Test : Sydney Hunter and the Curse of the Mayan sur Nintendo Switch

Test : Sydney Hunter and the Curse of the Mayan

Genre : Aventure, Plateformes
Langues et sous-titres : Anglais
Développé et édité par Collectorvision
Sortie France : 12/09/2019
Prix : 17,90€ sur l’eShop
Taille : 314,57 Mo
Joueurs : 1
Age minimum : 3+

Site Web Officiel

Sydney Hunter est un aventurier né de l’imagination de Keith Erickson, alias Raccoon Lad. À l’instar d’Indiana Jones ou de son pendant féminin Sydney Fox (dont fait peut-être écho le prénom), il explore des ruines antiques et autres cités perdues. Il est apparu en 2012 dans l’épisode Sydney Hunter and the Caverns of Death, un jeu compatible Super Nintendo édité par Collectorvision.

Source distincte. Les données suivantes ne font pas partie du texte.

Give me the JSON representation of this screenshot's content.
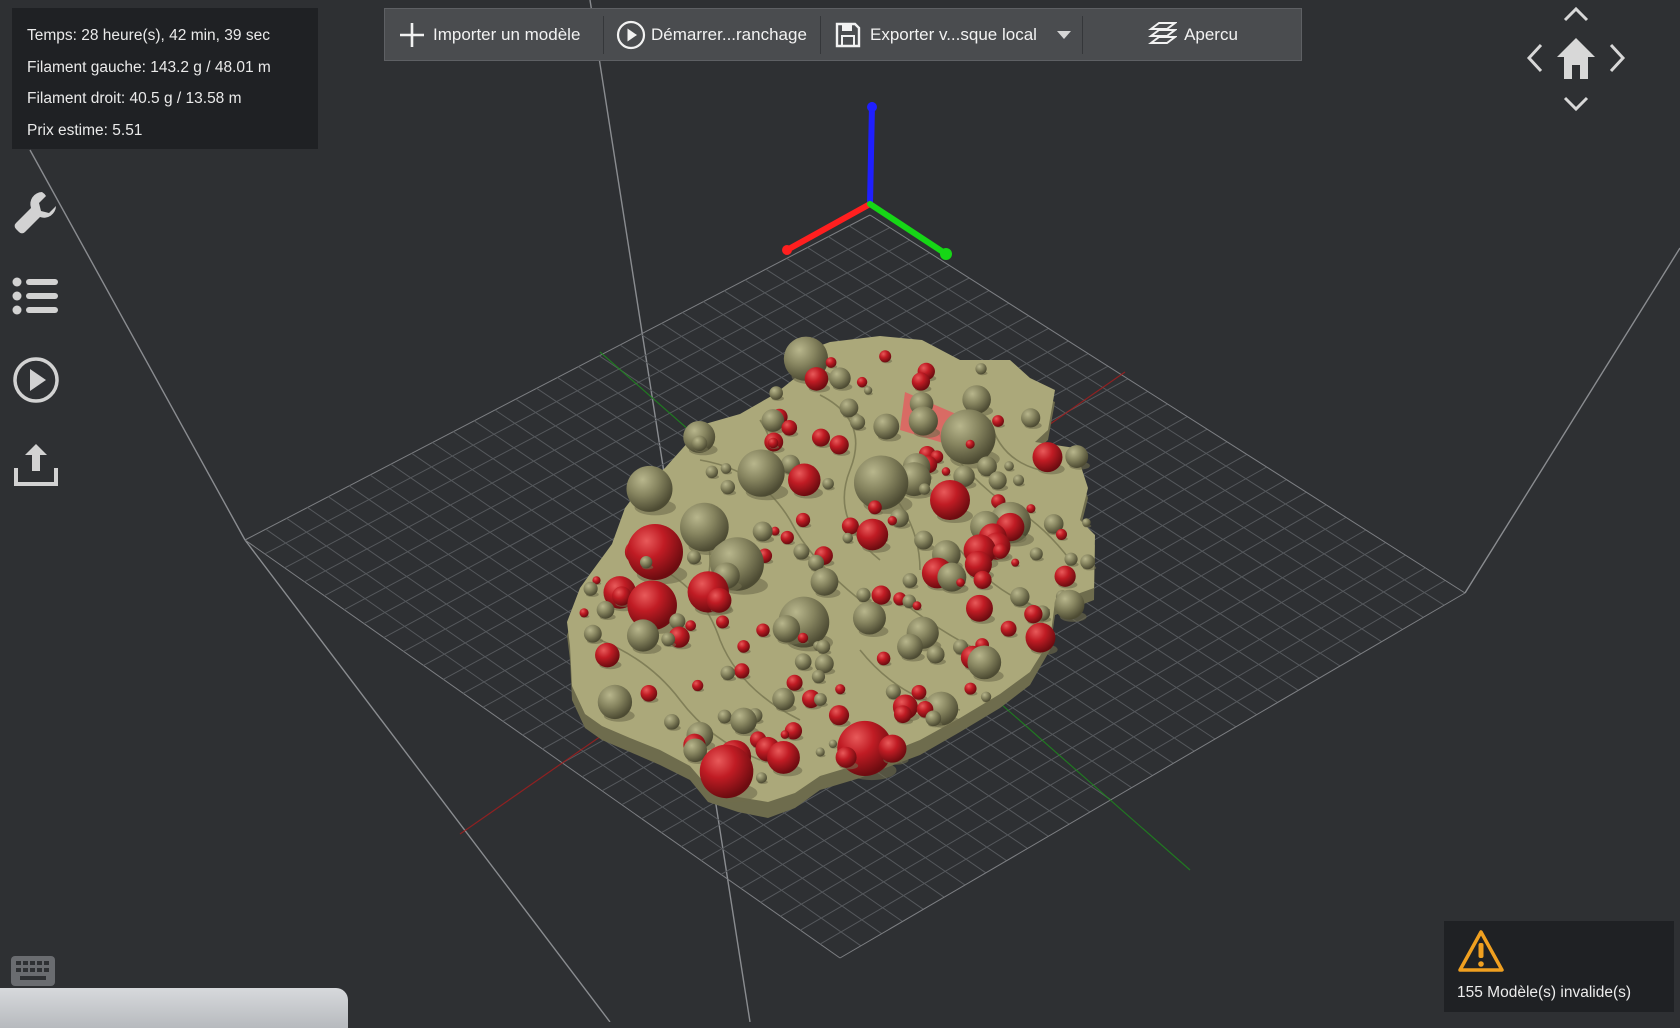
{
  "stats": {
    "time": "Temps: 28 heure(s), 42 min, 39 sec",
    "left_filament": "Filament gauche: 143.2 g / 48.01 m",
    "right_filament": "Filament droit: 40.5 g / 13.58 m",
    "price": "Prix estime: 5.51"
  },
  "toolbar": {
    "import_label": "Importer un modèle",
    "slice_label": "Démarrer...ranchage",
    "export_label": "Exporter v...sque local",
    "preview_label": "Apercu"
  },
  "sidebar": {
    "items": [
      {
        "icon": "wrench-icon"
      },
      {
        "icon": "list-icon"
      },
      {
        "icon": "play-icon"
      },
      {
        "icon": "upload-icon"
      }
    ]
  },
  "navigation": {
    "icons": [
      "chevron-up-icon",
      "chevron-left-icon",
      "home-icon",
      "chevron-right-icon",
      "chevron-down-icon"
    ]
  },
  "warning": {
    "message": "155 Modèle(s) invalide(s)",
    "icon": "warning-icon",
    "color": "#f0a020"
  },
  "scene": {
    "model_color": "#a9a679",
    "support_color": "#b91c24",
    "axis_colors": {
      "x": "#ff1f1f",
      "y": "#16d616",
      "z": "#1f1fff"
    },
    "background": "#2e3033"
  }
}
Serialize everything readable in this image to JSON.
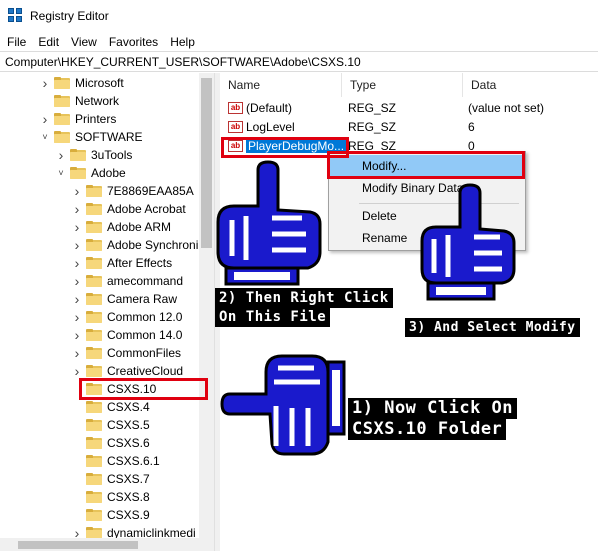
{
  "window": {
    "title": "Registry Editor"
  },
  "menubar": [
    "File",
    "Edit",
    "View",
    "Favorites",
    "Help"
  ],
  "address": "Computer\\HKEY_CURRENT_USER\\SOFTWARE\\Adobe\\CSXS.10",
  "tree": [
    {
      "label": "Microsoft",
      "chevron": ">"
    },
    {
      "label": "Network",
      "chevron": ""
    },
    {
      "label": "Printers",
      "chevron": ">"
    },
    {
      "label": "SOFTWARE",
      "chevron": "v"
    },
    {
      "label": "3uTools",
      "chevron": ">"
    },
    {
      "label": "Adobe",
      "chevron": "v"
    },
    {
      "label": "7E8869EAA85A",
      "chevron": ">"
    },
    {
      "label": "Adobe Acrobat",
      "chevron": ">"
    },
    {
      "label": "Adobe ARM",
      "chevron": ">"
    },
    {
      "label": "Adobe Synchroni",
      "chevron": ">"
    },
    {
      "label": "After Effects",
      "chevron": ">"
    },
    {
      "label": "amecommand",
      "chevron": ">"
    },
    {
      "label": "Camera Raw",
      "chevron": ">"
    },
    {
      "label": "Common 12.0",
      "chevron": ">"
    },
    {
      "label": "Common 14.0",
      "chevron": ">"
    },
    {
      "label": "CommonFiles",
      "chevron": ">"
    },
    {
      "label": "CreativeCloud",
      "chevron": ">"
    },
    {
      "label": "CSXS.10",
      "chevron": ""
    },
    {
      "label": "CSXS.4",
      "chevron": ""
    },
    {
      "label": "CSXS.5",
      "chevron": ""
    },
    {
      "label": "CSXS.6",
      "chevron": ""
    },
    {
      "label": "CSXS.6.1",
      "chevron": ""
    },
    {
      "label": "CSXS.7",
      "chevron": ""
    },
    {
      "label": "CSXS.8",
      "chevron": ""
    },
    {
      "label": "CSXS.9",
      "chevron": ""
    },
    {
      "label": "dynamiclinkmedi",
      "chevron": ">"
    }
  ],
  "columns": {
    "name": "Name",
    "type": "Type",
    "data": "Data"
  },
  "values": [
    {
      "name": "(Default)",
      "type": "REG_SZ",
      "data": "(value not set)",
      "icon": "ab-icon"
    },
    {
      "name": "LogLevel",
      "type": "REG_SZ",
      "data": "6",
      "icon": "ab-icon"
    },
    {
      "name": "PlayerDebugMo...",
      "type": "REG_SZ",
      "data": "0",
      "icon": "ab-icon"
    }
  ],
  "context_menu": {
    "items": [
      "Modify...",
      "Modify Binary Data...",
      "Delete",
      "Rename"
    ],
    "highlighted": "Modify..."
  },
  "annotations": {
    "step1_line1": "1) Now Click On",
    "step1_line2": "CSXS.10 Folder",
    "step2_line1": "2) Then Right Click",
    "step2_line2": "On This File",
    "step3": "3) And Select Modify"
  },
  "colors": {
    "highlight_box": "#e00010",
    "hand": "#1a1acc",
    "selection": "#0078d7",
    "menu_highlight": "#91c9f7"
  }
}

Ce dernier publie en effet des jeux-vidéo sur des plateformes anciennes, la série ayant même été portée sur Commodore 64! Ce nouveau volet, Sydney Hunter and the Curse of the Mayan est le premier à arriver sur les plateformes dites modernes (PS4, Xbox One, PC et Nintendo Switch).

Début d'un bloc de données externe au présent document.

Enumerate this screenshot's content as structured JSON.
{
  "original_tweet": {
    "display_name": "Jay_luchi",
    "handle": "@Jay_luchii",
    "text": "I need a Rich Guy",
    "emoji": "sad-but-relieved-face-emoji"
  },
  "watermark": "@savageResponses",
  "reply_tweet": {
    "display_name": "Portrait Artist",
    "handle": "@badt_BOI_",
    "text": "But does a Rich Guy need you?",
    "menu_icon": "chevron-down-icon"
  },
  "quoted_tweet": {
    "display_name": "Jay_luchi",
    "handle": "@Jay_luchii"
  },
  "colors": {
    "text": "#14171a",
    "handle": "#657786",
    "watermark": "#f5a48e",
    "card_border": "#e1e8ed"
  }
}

Dans cette nouvelle aventure, Sydney Hunter explore l’Amérique Centrale lorsqu’il se retrouve piégé dans une ancienne pyramide maya. Il découvre que le dieu soleil Kinich Ahau et le dieu serpent Kukulkan ont brisé en sept morceaux le calendrier sacré des Mayas. Quatre idoles ont de plus été cachées à l’intérieur même de l’édifice. Les autochtones demandent alors à notre héros de retrouver tous ces fragments et artefacts afin d’éviter la fin du monde.

Nous avons affaire ici à un jeu de plateformes / aventure à l’ancienne. Sans surprise, le gameplay et les graphismes sont particulièrement old school et nous transportent à la bonne époque de la Nintendo NES. Nos mouvements sont donc limités. Nous pouvons sauter, nous baisser, nous accrocher aux lianes ou échelles, et utiliser notre fouet pour vaincre nos ennemis. Les commandes sont donc simples et faciles d’accès, et nous rentrons dans le vif du sujet dès le début du jeu.

Nous explorons l’intégralité de la pyramide maya. Sans être en monde ouvert, elle se découpe en niveaux et en tableaux, qu’il faudra parcourir tout en récupérant des joyaux et différents artefacts.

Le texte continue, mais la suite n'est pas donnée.